Record Details
Vessel
"Create and be recognized" commanded a sign that Eugene Von Bruenchenhein hung in his basement studio—both a direction and affirmation. Von Bruenchenhein created 1,080 paintings, and thousands of photographs, drawings, cement masks, sculptures, ceramics, and poetry over a fifty-year period, between the late 1930s until his death in 1983. Though he is recognized today as a self-taught master and polymath, such approbation eluded him during his lifetime. Yet Von Bruenchenhein had no choice but to create. He was compelled by what he dubbed his divine "genii" who looked over his shoulder, and an unwavering belief in his own prodigious talents and special destiny. Ultimately, every corner of the small childhood home in Milwaukee that he shared with his adored wife, Marie, was filled with his art, writings, and recordings.
Von Bruenchenhein was born in Marinette, Wisconsin. His mother died when he was seven years old. He was raised by his father and stepmother, Elizabeth Mosley, a schoolteacher, artist, chiropractor, and author of treatises on evolution and reincarnation. Her unorthodox teachings and interest in the natural world had a profound influence on the young Eugene, who was introduced to the act of artmaking from a young age through her still life studies and his father’s occupation as a sign painter. He was idiosyncratic in his techniques, manipulating paint with his fingers, firing clay pieces in his kitchen oven, and constructing delicate and intricate thrones and towers using leftover chicken and turkey bones from fast food meals. Although he worked in many mediums, it is often Von Bruenchenhein’s photography that initially fascinates, perhaps because of the sheer overwhelming number of images, or perhaps because of the relentless preoccupation with his wife. Von Bruenchenhein and Eveline T. Kalke (1920–1989), whom he called Marie, met at a state fair, fell in love, and were married in 1943. He was a small man, too short to qualify for enlistment during World War II. He adopted the World War II-era aesthetic of pinup girls, Hollywood starlets, and burlesque in photographs of Marie that pose her in the nude or partially clad, bound in pearls and other materials, and clearly imitating depictions of female film stars in promotional posters and other ephemera that were especially aimed at male audiences. The innocently sexual nature of these photographs reveals a trust between wife and husband, exposed in their awkward role-playing.

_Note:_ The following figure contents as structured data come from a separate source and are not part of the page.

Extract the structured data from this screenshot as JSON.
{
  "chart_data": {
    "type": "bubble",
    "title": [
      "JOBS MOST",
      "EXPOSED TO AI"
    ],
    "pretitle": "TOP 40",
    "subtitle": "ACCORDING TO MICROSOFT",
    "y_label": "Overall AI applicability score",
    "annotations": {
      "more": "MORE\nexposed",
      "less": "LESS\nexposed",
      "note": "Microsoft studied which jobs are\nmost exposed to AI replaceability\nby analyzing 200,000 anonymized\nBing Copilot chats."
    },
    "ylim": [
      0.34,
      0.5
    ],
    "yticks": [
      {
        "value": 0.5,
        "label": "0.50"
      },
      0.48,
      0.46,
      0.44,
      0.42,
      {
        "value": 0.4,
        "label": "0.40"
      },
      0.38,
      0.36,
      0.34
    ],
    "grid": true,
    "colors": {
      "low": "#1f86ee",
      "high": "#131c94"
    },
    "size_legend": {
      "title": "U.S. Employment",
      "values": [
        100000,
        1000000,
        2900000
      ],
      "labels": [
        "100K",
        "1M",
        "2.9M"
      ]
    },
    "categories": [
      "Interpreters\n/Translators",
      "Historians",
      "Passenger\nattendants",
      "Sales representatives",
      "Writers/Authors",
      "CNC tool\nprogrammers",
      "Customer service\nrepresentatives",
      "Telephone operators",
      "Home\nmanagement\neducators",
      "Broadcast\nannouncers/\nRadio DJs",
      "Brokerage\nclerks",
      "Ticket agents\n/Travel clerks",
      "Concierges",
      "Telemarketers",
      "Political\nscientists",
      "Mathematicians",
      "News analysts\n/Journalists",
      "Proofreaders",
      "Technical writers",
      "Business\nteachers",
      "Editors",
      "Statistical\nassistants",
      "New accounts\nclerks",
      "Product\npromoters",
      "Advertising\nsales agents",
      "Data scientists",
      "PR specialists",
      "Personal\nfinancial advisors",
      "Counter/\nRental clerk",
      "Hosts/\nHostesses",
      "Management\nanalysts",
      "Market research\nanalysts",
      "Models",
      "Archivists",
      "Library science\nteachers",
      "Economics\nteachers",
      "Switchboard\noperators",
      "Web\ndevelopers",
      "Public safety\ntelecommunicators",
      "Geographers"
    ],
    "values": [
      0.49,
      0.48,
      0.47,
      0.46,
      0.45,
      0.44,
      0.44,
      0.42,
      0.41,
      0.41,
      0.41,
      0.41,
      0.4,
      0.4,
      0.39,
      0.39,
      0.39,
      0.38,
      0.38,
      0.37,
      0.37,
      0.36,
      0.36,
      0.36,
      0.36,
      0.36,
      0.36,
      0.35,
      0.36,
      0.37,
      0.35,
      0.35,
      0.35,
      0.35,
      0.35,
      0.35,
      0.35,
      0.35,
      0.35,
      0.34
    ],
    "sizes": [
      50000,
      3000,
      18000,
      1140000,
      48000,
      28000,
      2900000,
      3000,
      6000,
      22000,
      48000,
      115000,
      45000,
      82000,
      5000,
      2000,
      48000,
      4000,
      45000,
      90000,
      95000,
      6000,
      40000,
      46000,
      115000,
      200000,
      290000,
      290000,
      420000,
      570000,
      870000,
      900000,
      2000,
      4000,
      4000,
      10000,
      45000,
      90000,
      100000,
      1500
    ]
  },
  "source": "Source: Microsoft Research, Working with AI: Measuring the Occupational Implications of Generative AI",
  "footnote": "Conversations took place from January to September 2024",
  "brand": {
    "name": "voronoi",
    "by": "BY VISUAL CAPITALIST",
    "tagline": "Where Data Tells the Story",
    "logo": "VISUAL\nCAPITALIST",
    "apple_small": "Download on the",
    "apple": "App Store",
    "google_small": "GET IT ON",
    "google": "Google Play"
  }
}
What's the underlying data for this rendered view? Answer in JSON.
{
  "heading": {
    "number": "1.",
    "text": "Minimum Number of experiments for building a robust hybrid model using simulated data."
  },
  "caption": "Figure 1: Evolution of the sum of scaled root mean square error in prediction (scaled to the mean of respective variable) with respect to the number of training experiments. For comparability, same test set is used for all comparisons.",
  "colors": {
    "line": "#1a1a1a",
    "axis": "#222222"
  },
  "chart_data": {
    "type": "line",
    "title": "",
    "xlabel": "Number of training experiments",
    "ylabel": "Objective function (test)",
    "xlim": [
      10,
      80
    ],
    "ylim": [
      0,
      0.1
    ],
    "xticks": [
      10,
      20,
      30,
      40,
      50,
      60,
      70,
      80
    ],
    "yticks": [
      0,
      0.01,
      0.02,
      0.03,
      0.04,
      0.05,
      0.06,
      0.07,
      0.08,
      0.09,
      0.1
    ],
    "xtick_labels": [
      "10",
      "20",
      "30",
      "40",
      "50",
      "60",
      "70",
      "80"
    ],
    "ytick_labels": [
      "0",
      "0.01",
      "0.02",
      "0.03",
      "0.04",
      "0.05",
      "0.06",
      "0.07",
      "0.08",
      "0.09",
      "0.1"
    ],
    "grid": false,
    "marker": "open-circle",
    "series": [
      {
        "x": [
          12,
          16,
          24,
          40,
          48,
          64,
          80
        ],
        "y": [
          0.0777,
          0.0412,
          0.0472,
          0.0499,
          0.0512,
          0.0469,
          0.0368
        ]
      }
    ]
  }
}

Von Bruenchenhein’s interest in botany and foliate forms is most clearly evinced in the clay works that he began to develop fully by the late 1960s and early 1970s until his death. He harvested clay from deposits in nearby construction sites and baked the shaped forms in his home’s coal oven. Drawing upon his botanical knowledge, Von Bruenchenhein initially sculpted hundreds of small, individual, flowerlike forms. He began to make crowns for Marie, whom he called "the queen of my existence." Salvaged silver and gold radiator paint provided viable alternatives to precious metals, the stuff of crowns. He also fashioned delicate hollow vessels that miraculously did not collapse in firing, constructed entirely from leaf forms that call to mind cake decorations made with pastry tips, and testify to Von Bruenchenhein’s work as a florist and a baker.
Stacy C. Hollander, "Vessel, 1960s–1980s" exhibition copy for American Perspectives: Stories from the American Folk Art Museum Collection. Stacy C. Hollander, curator. New York: American Folk Art Museum, 2020.